Assembly Speaker Silver has made the state’s minimum wage from $7.25 to $8.50 an hour, one of his top priorities this year.
“Nobody in our country who works a full week should be poor,” Silver said. “But today minimum wage earners are poor by all standards.”
But so far, none of the other leaders at the Capitol have signed on to the plan. Governor Cuomo has said he is philosophically in agreement, but he wants to look at the specifics and has concerns about the economic impact.
Senate GOP Leader Dean Skelos says flatly that he is against it.
“This could be a job killer,” said Skelos. “Rather than a job promoter.”
Senator Skelos says the working poor are already helped by the earned income tax credit.
Silver dismisses the arguments of the increasing minimum wage hurts jobs as a “myth,” and he says studies have proved that retail services, where many of the entry level jobs are located, don’t leave when a state raises its minimum wage.
Deals in Albany often are the result of horse trading, but Speaker Silver says he isn’t planning on bargaining for his proposal right now.
“This is not a matter of trading,” said Silver. “This is almost a moral responsibility here to give people a wage that they can live on.”
Last year, the Speaker backed an extension of the state’s temporary income tax surcharge on millionaires. While both Cuomo and the Senate initially opposed the idea, they eventually agreed to extend the tax on the rich last December. Silver says he has another tax proposal he’d like to see implemented this year. He says when the governor and legislature acted to renew the tax on millionaires, they also cut taxes for the middle class. Now, Silver say, he’d like to broaden those tax breaks to the working poor. The proposal includes a tax break for those making $30,000 a year or less, and the elimination of all income taxes for people who earn less than $20,000 a year.
“I think it’s time this year that we took care of the bottom end,” Silver said.
The Speaker says he’d like the plan in the new state budget. The state has a $2 billion deficit, but he says the $150 million tax break could be absorbed.
Governor Cuomo’s budget plan includes a proposal to offer a new benefit Tier VI to future state employees which would include for the first time the option of a defined retirement contribution similar to a 401k.
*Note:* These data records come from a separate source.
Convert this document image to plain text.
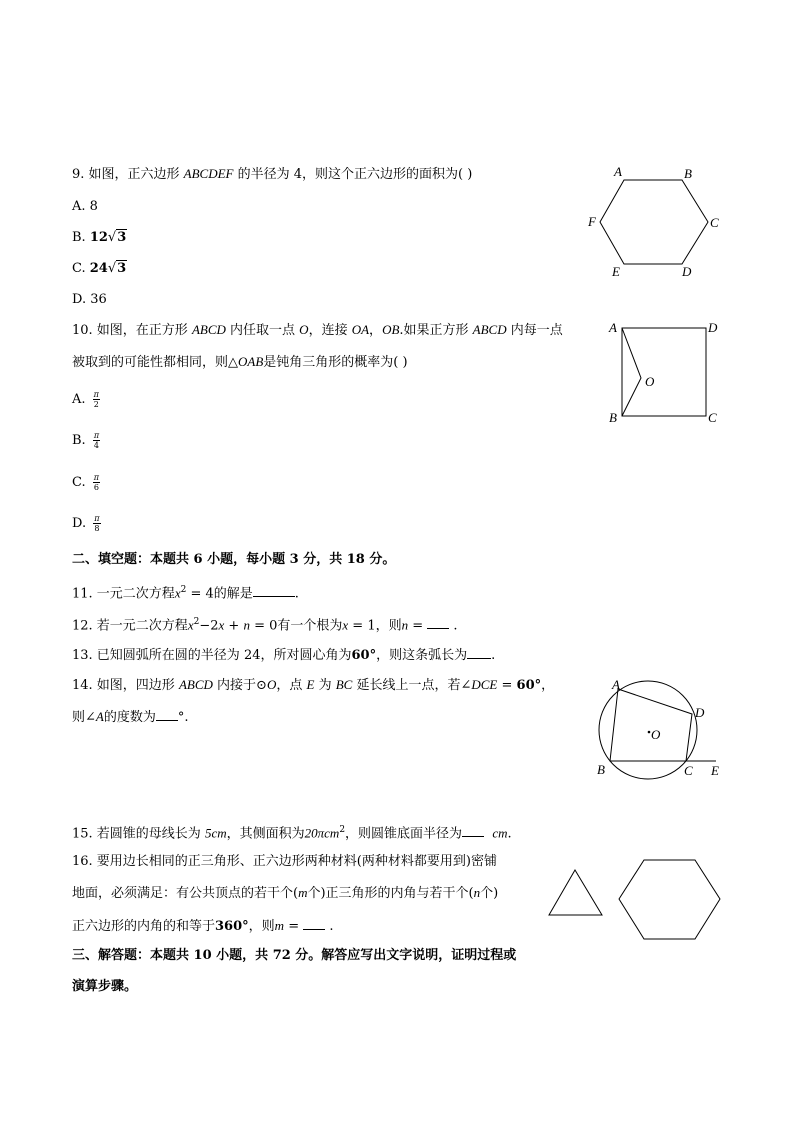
9. 如图，正六边形 ABCDEF 的半径为 4，则这个正六边形的面积为( )
A. 8
B. 12√3
C. 24√3
D. 36
A	B
C
D
E
F
10. 如图，在正方形 ABCD 内任取一点 O，连接 OA，OB.如果正方形 ABCD 内每一点
被取到的可能性都相同，则△OAB是钝角三角形的概率为( )
A. $\frac{\pi}{2}$
B. $\frac{\pi}{4}$
C. $\frac{\pi}{6}$
D. $\frac{\pi}{8}$
A	D
B	C
O
二、填空题：本题共 6 小题，每小题 3 分，共 18 分。
11. 一元二次方程$x^2 = 4$的解是	.
12. 若一元二次方程$x^2-2x + n = 0$有一个根为x = 1，则n =  .
13. 已知圆弧所在圆的半径为 24，所对圆心角为60°，则这条弧长为 .
14. 如图，四边形 ABCD 内接于⊙O，点 E 为 BC 延长线上一点，若∠DCE = 60°，
则∠A的度数为 °.
A
D
B	C E
O
15. 若圆锥的母线长为 5cm，其侧面积为20πcm$^2$，则圆锥底面半径为 cm.
16. 要用边长相同的正三角形、正六边形两种材料(两种材料都要用到)密铺
地面，必须满足：有公共顶点的若干个(m个)正三角形的内角与若干个(n个)
正六边形的内角的和等于360°，则m =  .
三、解答题：本题共 10 小题，共 72 分。解答应写出文字说明，证明过程或
演算步骤。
Speaker Silver has some reservations about that. He says the recent gyrations of the stock market means that someone could reach retirement age, only to find that their fund’s value has temporarily plummeted.
“I think it has very many pit falls,” Silver. “I don’t want to see people who’ve worked 40 years basically not be able to retire.”
The Speaker says he wants to make sure that the proposal would not “just create future welfare recipients.” Plus, he says, a new benefit Tier V was just implemented two years ago, and “the jury is still out” on whether it will generate the future savings promised.
Silver does agree with the governor’s proposal to stop public employees from using overtime in their last years of state service to artificially boost their salaries, and pension rates. The Speaker says there have been some “abuses,” and he says some of the costs do need to be “reigned in.”